Estes documentos controversos para o Regime e que inicialmente circularam com algumas restrições foram colocados à disposição do público, tendo sido lido para o efeito, a 10 de Março de 1974, um comunicado da Secretaria da Diocese em todas as paróquias de Nampula.
A reacção do Poder foi tentar virar a opinião pública contra o Bispo e os seus missionários e ordenar a respectiva expulsão.
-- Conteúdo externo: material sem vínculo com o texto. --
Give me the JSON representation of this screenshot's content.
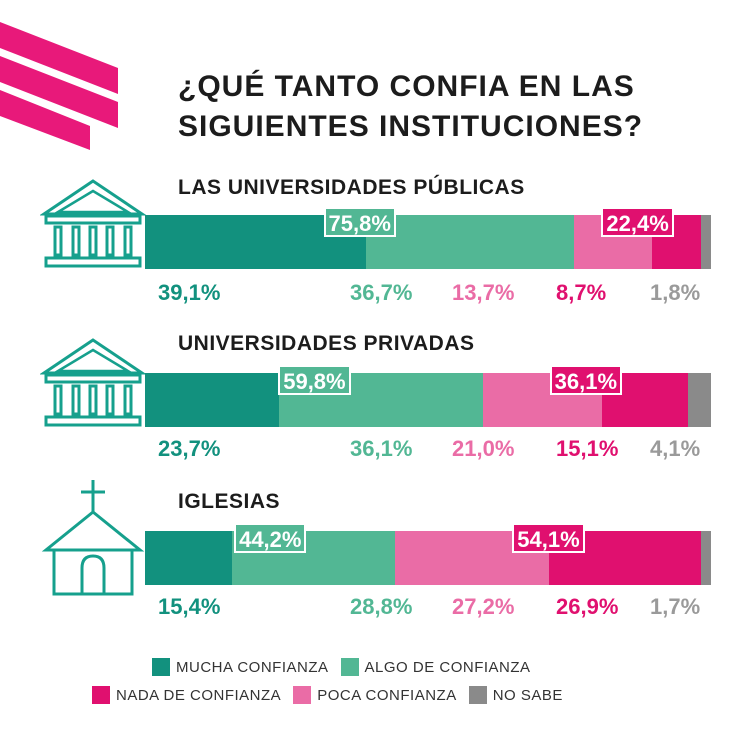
{
  "chart_data": {
    "type": "bar",
    "orientation": "horizontal",
    "stacked": true,
    "title": "¿QUÉ TANTO CONFIA EN LAS SIGUIENTES INSTITUCIONES?",
    "title_lines": [
      "¿QUÉ TANTO CONFIA EN LAS",
      "SIGUIENTES INSTITUCIONES?"
    ],
    "series_order": [
      "MUCHA CONFIANZA",
      "ALGO DE CONFIANZA",
      "POCA CONFIANZA",
      "NADA DE CONFIANZA",
      "NO SABE"
    ],
    "colors": {
      "MUCHA CONFIANZA": "#12917e",
      "ALGO DE CONFIANZA": "#52b794",
      "POCA CONFIANZA": "#ea6ca6",
      "NADA DE CONFIANZA": "#e0106f",
      "NO SABE": "#8a8a8a"
    },
    "panels": [
      {
        "title": "LAS UNIVERSIDADES PÚBLICAS",
        "icon": "university-building-icon",
        "values": [
          39.1,
          36.7,
          13.7,
          8.7,
          1.8
        ],
        "labels": [
          "39,1%",
          "36,7%",
          "13,7%",
          "8,7%",
          "1,8%"
        ],
        "positive_total": "75,8%",
        "negative_total": "22,4%"
      },
      {
        "title": "UNIVERSIDADES PRIVADAS",
        "icon": "university-building-icon",
        "values": [
          23.7,
          36.1,
          21.0,
          15.1,
          4.1
        ],
        "labels": [
          "23,7%",
          "36,1%",
          "21,0%",
          "15,1%",
          "4,1%"
        ],
        "positive_total": "59,8%",
        "negative_total": "36,1%"
      },
      {
        "title": "IGLESIAS",
        "icon": "church-icon",
        "values": [
          15.4,
          28.8,
          27.2,
          26.9,
          1.7
        ],
        "labels": [
          "15,4%",
          "28,8%",
          "27,2%",
          "26,9%",
          "1,7%"
        ],
        "positive_total": "44,2%",
        "negative_total": "54,1%"
      }
    ],
    "legend": [
      [
        "MUCHA CONFIANZA",
        "ALGO DE CONFIANZA"
      ],
      [
        "NADA DE CONFIANZA",
        "POCA CONFIANZA",
        "NO SABE"
      ]
    ]
  },
  "brand": {
    "logo_icon": "brand-stripes-logo",
    "color": "#e0106f"
  },
  "icon_color": "#16a08d"
}
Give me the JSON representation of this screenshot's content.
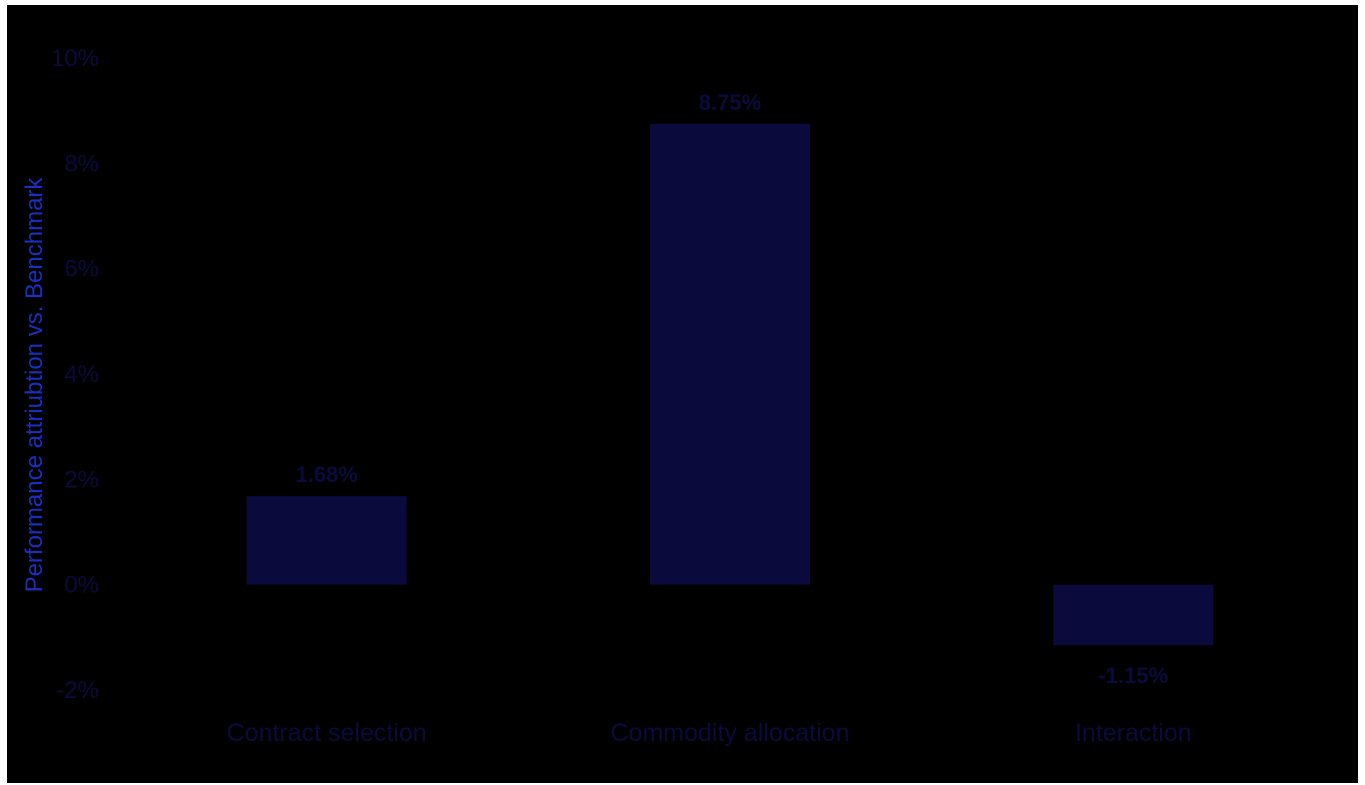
{
  "chart_data": {
    "type": "bar",
    "ylabel": "Performance attriubtion vs. Benchmark",
    "xlabel": "",
    "categories": [
      "Contract selection",
      "Commodity allocation",
      "Interaction"
    ],
    "values": [
      1.68,
      8.75,
      -1.15
    ],
    "data_labels": [
      "1.68%",
      "8.75%",
      "-1.15%"
    ],
    "ylim": [
      -2,
      10
    ],
    "yticks": [
      -2,
      0,
      2,
      4,
      6,
      8,
      10
    ],
    "ytick_labels": [
      "-2%",
      "0%",
      "2%",
      "4%",
      "6%",
      "8%",
      "10%"
    ],
    "grid": false,
    "legend": "none",
    "colors": {
      "background": "#000000",
      "bar": "#0a0a3d",
      "text": "#0a0a3d",
      "axis_title": "#1a2fbf"
    }
  }
}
A 5 do mesmo mês, três padres recebem ordem de expulsão; a 6, mais três padres recebem a mesma ordem, todas para o dia 20. A situação é contestada pela Diocese. As ordens de expulsão são antecipadas para 11. Após a distribuição nas missas dominicais dos documentos atrás citados, as ordens de expulsão são adiadas de novo para 20. Entretanto, a Santa Sé envia o Núncio Apostólico, Mons. José Maria Censi, para que este se inteire da real situação da Igreja em Moçambique. A 22, realiza-se uma Assembleia da Conferência Episcopal, em Quelimane, da qual resulta um comunicado não divulgado na Metrópole, devido à Censura. A 27, há uma nova reunião do Episcopado, sendo emitido a 31 um comunicado onde se refere a ânsia, “(...) a partir de diversas posições, pela consecução de uma paz justa, estável e fecunda, que favoreça num clima de fraternidade, o progresso de toda a sociedade moçambicana (...)”(50). Naquela reunião foi explicitamente assumido pelos Bispos delegados e pelo Núncio Apostólico “(...) que a Igreja em Moçambique não estava contra a autonomia e independência, mas não competia à Hierarquia assumir e estruturar o processo conducente a tais objectivos, mas às populações na sua generalidade (...)”(51).
As manifestações continuaram. O Governador do Distrito de Nampula, em 10 de Abril, impõe a D. Manuel uma saída temporária para a Namaacha, tendo-lhe sido garantido o regresso. Mas, a 14, a DGS comunica-lhe que, por ordem do Governo, tem de deixar Moçambique naquele mesmo dia.